On the other hand, withholding or restricting prescribing opioids due to these risks can lead to undertreatment of acute pain, which itself has serious consequences. The undertreatment of acute pain can result in the chronification of pain. Patients who do not receive appropriate pain management are more likely to suffer from poor recovery, worse outcomes, and long-term disability, resulting in diminished quality of life. The fear of OUD and the apprehension surrounding opioid use have led to more conservative prescribing practices by physicians and patients often refusing treatment, leaving some patients undertreated. This situation highlights the need for innovative pain management alternatives that are as effective as opioids but without the associated risks of dependence, misuse, progression to use disorders, and overdose. The healthcare system also faces systematic barriers, such as practice guidelines and state and federal regulations that restrict the prescription of opioids even for patients for whom the risk-benefit tradeoff favor prescribing.
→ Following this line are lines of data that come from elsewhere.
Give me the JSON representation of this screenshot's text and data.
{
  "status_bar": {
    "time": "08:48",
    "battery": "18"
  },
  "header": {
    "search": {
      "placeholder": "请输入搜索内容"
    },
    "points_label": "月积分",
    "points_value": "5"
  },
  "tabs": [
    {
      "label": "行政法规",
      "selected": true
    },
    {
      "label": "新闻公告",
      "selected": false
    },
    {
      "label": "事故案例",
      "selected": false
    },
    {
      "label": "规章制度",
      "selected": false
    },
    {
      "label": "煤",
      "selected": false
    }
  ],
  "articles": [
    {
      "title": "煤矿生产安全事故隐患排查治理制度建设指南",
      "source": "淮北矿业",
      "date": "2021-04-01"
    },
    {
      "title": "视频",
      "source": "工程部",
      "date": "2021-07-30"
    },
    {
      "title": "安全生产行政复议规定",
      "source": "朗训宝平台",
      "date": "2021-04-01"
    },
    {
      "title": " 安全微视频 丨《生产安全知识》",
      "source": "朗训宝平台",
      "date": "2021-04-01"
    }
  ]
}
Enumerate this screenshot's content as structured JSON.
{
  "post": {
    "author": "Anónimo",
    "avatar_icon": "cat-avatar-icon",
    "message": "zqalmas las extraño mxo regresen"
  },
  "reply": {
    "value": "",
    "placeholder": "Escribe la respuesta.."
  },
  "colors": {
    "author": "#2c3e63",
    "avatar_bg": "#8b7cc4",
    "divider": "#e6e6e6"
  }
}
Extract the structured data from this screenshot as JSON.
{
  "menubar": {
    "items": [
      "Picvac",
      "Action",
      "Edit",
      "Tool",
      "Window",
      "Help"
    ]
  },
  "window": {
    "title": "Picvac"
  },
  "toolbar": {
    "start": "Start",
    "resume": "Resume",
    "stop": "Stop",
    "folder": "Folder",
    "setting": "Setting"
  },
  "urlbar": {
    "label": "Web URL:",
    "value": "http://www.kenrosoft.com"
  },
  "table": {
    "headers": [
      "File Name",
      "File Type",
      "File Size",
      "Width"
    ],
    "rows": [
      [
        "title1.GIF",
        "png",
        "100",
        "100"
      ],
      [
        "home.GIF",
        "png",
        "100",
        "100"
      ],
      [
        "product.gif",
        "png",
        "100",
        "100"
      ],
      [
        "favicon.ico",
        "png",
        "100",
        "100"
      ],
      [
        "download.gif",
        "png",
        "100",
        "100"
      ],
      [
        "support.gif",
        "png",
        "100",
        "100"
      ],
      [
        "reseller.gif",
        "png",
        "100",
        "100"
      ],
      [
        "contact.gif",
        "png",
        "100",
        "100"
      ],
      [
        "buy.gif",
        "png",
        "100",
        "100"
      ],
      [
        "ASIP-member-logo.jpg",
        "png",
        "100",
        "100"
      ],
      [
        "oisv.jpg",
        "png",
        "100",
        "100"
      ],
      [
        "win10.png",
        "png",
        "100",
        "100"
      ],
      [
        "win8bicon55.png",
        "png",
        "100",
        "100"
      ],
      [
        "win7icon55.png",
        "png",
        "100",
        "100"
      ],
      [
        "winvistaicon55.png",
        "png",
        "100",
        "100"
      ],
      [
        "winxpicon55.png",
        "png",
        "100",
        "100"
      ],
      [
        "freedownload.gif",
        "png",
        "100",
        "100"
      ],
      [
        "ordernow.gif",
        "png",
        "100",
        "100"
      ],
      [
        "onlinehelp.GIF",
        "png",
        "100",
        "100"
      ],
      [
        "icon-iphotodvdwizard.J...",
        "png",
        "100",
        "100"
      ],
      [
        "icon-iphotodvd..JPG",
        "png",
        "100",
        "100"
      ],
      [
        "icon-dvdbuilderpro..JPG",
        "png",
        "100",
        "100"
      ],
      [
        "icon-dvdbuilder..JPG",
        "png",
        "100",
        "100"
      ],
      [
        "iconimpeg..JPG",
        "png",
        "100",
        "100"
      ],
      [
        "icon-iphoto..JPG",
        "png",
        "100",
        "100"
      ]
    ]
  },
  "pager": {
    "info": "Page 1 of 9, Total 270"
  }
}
Consequently, these restrictions, intended to curb misuse and address the ongoing opioid crisis, often result in the undertreatment of patients.
Conclusions
6
The current approach to managing acute pain continues to be a difficult balancing act. The use of opioids, while often necessary to effectively manage acute pain, carries significant risks, including dependence, misuse, OUD, and overdose. On the other hand, not treating pain adequately can lead to worse short-term outcomes, the chronification of acute pain, and poor long-term outcomes. As a result, there is compelling demand for new and innovative pain management options that offer the efficacy of opioids without the associated risks. When such options are available, it is important that guidelines are reformed in order to appropriately treat pain while also minimizing harm and preventing opioid misuse, especially as we continue to address the opioid crisis.